One benefit to an ecured loan IVA is that it allows debtors to keep their home. While an IVA may not allow debtors to sell their homes, an ecured loan IVA allows debtors to retain their home and make payments on their unsecured loans. However, some creditors may require a debtor to give up some of their equity in order to pursue an IVA, which could impact eligibility. Therefore, a debt management professional should be consulted before proceeding with a ecured loan IVA.
When choosing an ecured loan IVA, it is important to remember that unsecured creditors are not allowed to repossess a debtor’s property. However, they can take legal action against the debtor in some circumstances. For example, if a debtor sells a house, but cannot pay off the vehicle’s finance, the creditor can take legal action. Alternatively, an ecured loan IVA can prevent unsecured creditors from repossessing a debtor’s home or even filing for bankruptcy.
If you own a property, it is likely that you will have to release some of its equity in order to pay off the loan. If you are unable to repay your secured loan, an ecured loan IVA will help you restructure your debt and reduce your monthly payments. The monthly installments you pay will be split between your creditors. Aside from being more affordable, this payment plan is also an excellent way to get your house back on track.
An ecured loan IVA may not be suitable for every person who needs debt relief. Because the fees are high, an ecured loan IVA may not be a viable option for a person who owes less than PS10,000. You should seek help from a debt management professional if you need help with your finances. The IP may suggest an ecured loan IVA in conjunction with debt management measures such as consolidation or debt management programs to help you reduce your overall debt.
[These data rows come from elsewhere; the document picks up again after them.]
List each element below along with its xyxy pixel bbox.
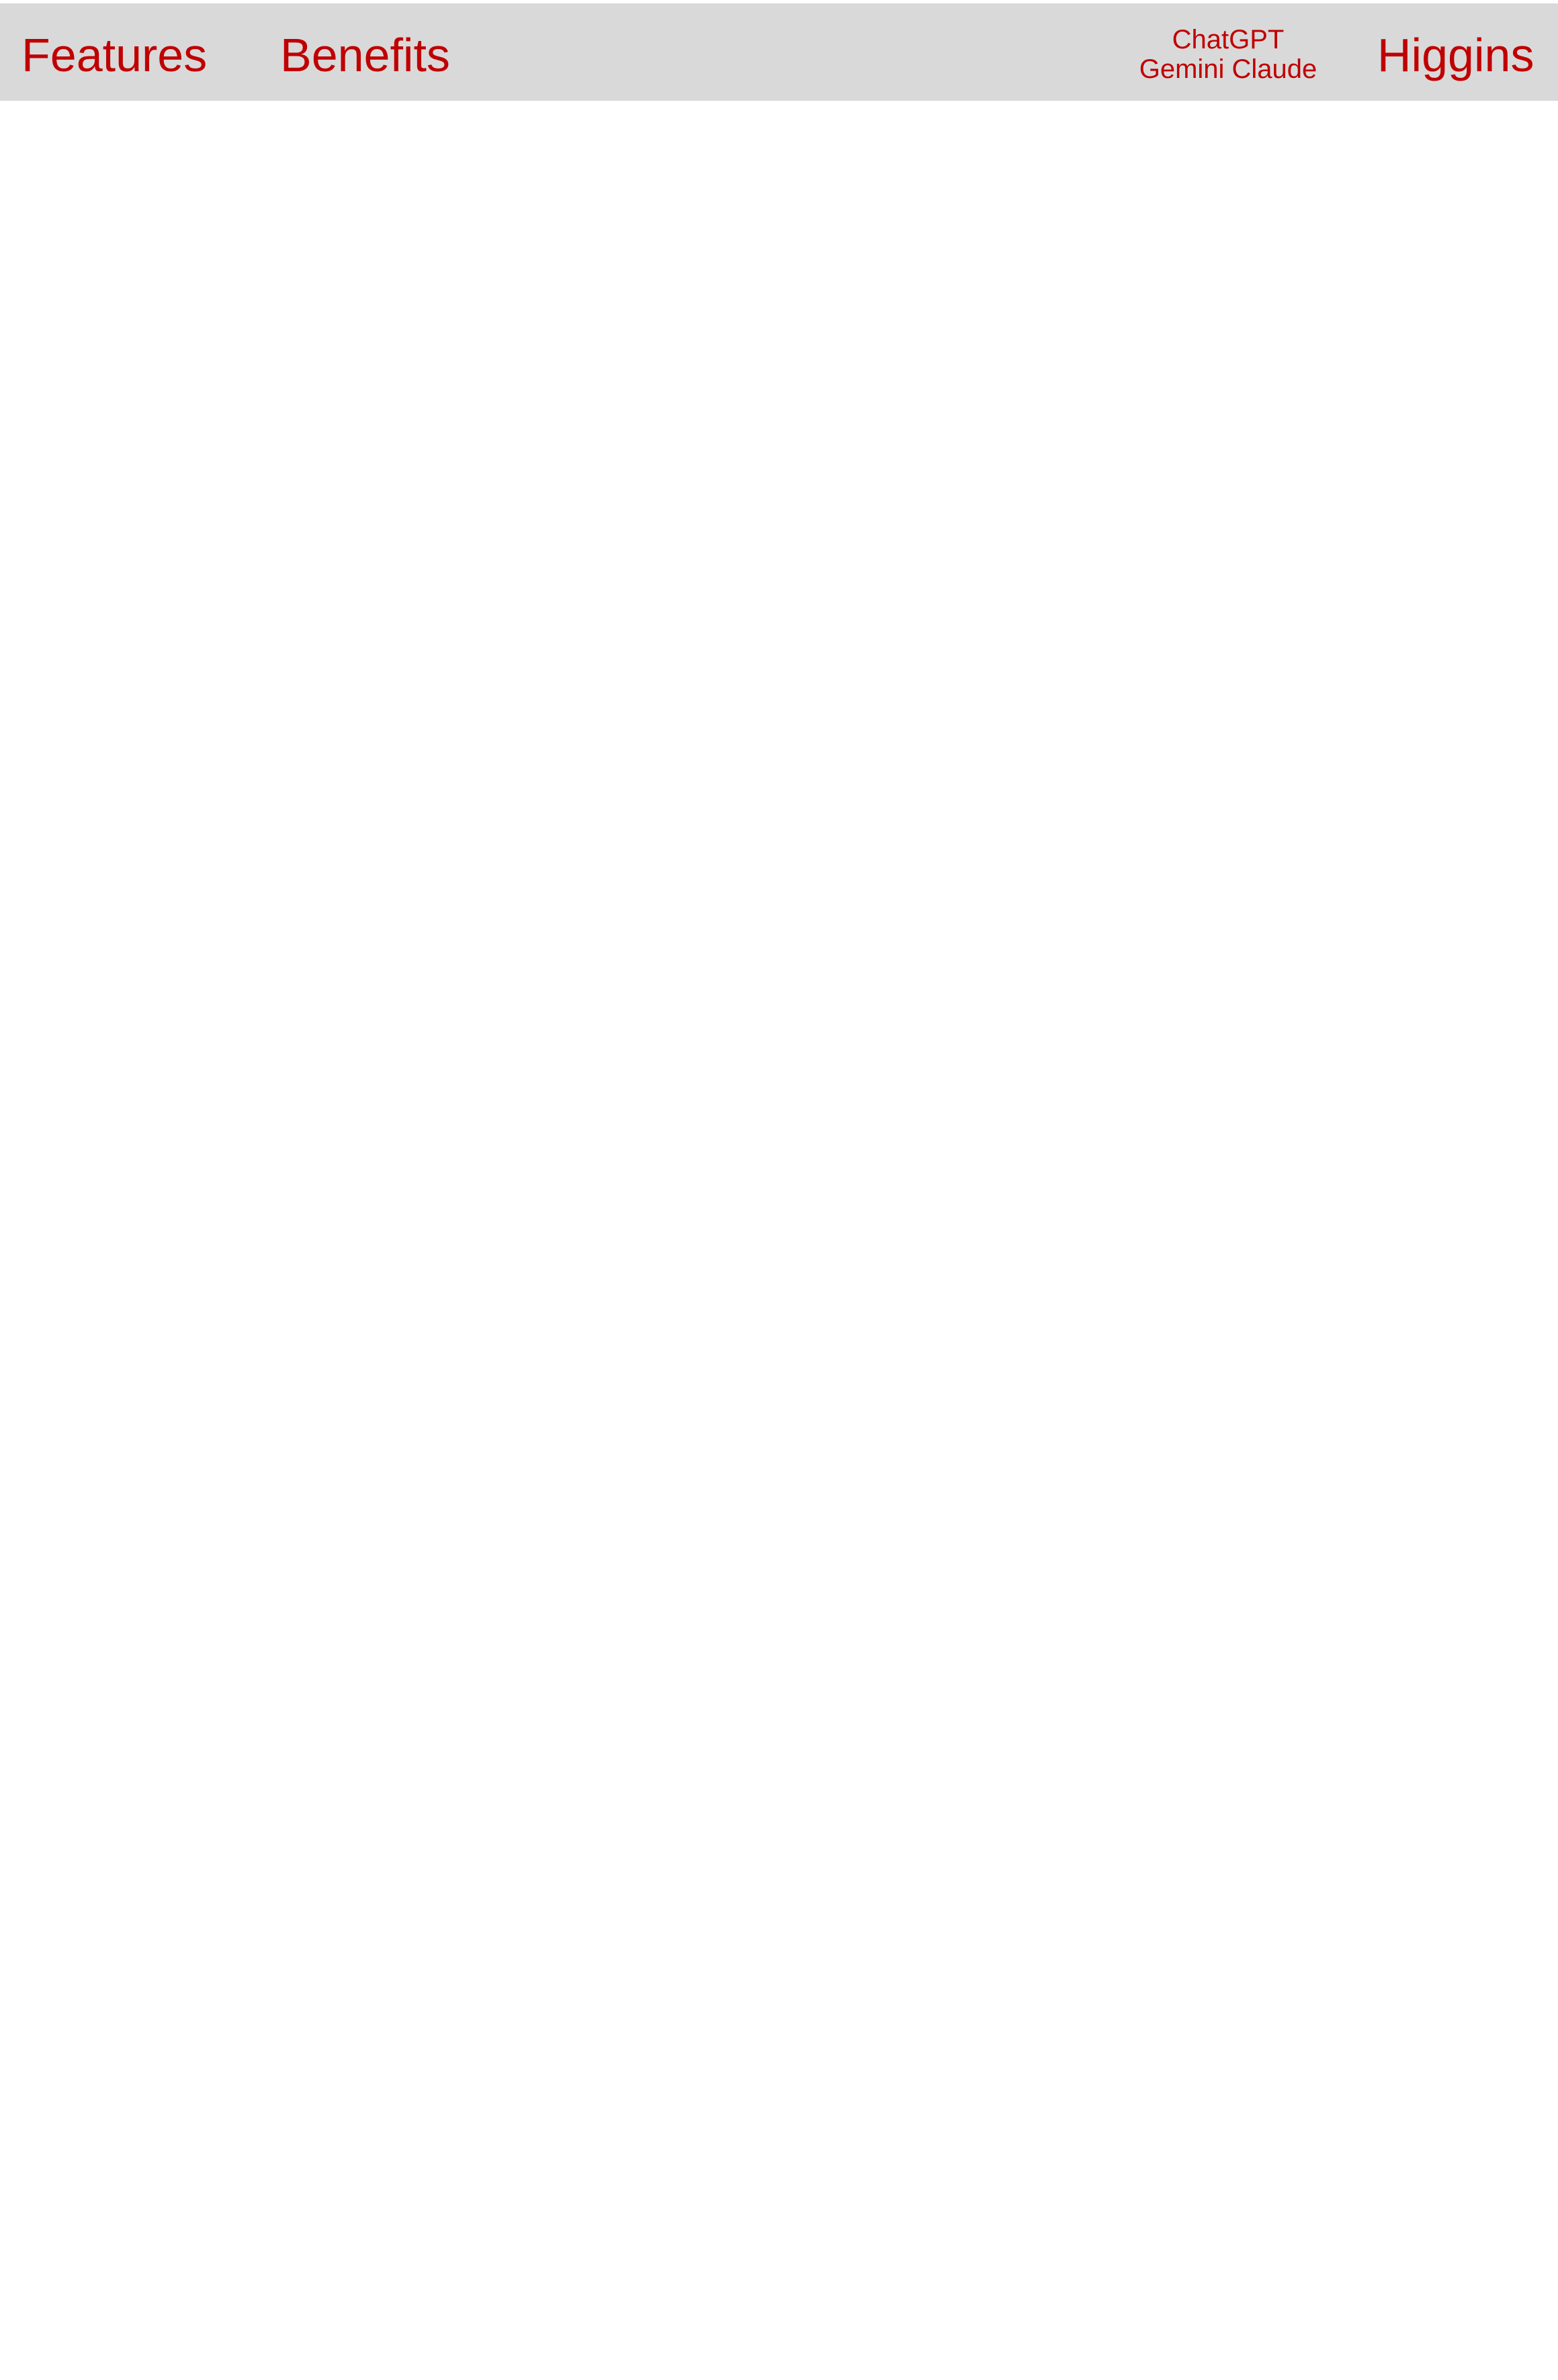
top-navigation-bar	[0, 3, 1558, 101]
nav-link-features[interactable]: Features	[21, 29, 208, 81]
page-content-area	[0, 101, 1558, 2380]
nav-link-higgins[interactable]: Higgins	[1377, 29, 1534, 81]
nav-link-ai-models[interactable]	[1121, 25, 1336, 84]
nav-link-benefits[interactable]: Benefits	[280, 29, 450, 81]
nav-models-line-1: ChatGPT	[1172, 25, 1285, 54]
nav-models-line-2: Gemini Claude	[1139, 54, 1317, 84]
When choosing an ecured loan IVA, make sure you look into the details. Unlike an unsecured loan, an ecured loan IVA will involve all your creditors. The creditors must agree to the agreement, which is often referred to as a ‘proposal’. If the creditors are not on board with the plan, a haggling match will likely ensue and the debtor will end up paying more than they can afford.
A secured loan IVA can be less costly than a remortgage. If Steve had a base rate plus 0.5% mortgage, it would have been more affordable. However, a secured loan IVA should clearly define the type of secured loan and set a limit on how long it should be for the loan to last. Once this is done, the IP can propose a variation to the creditors and save the debtor more money in the long run.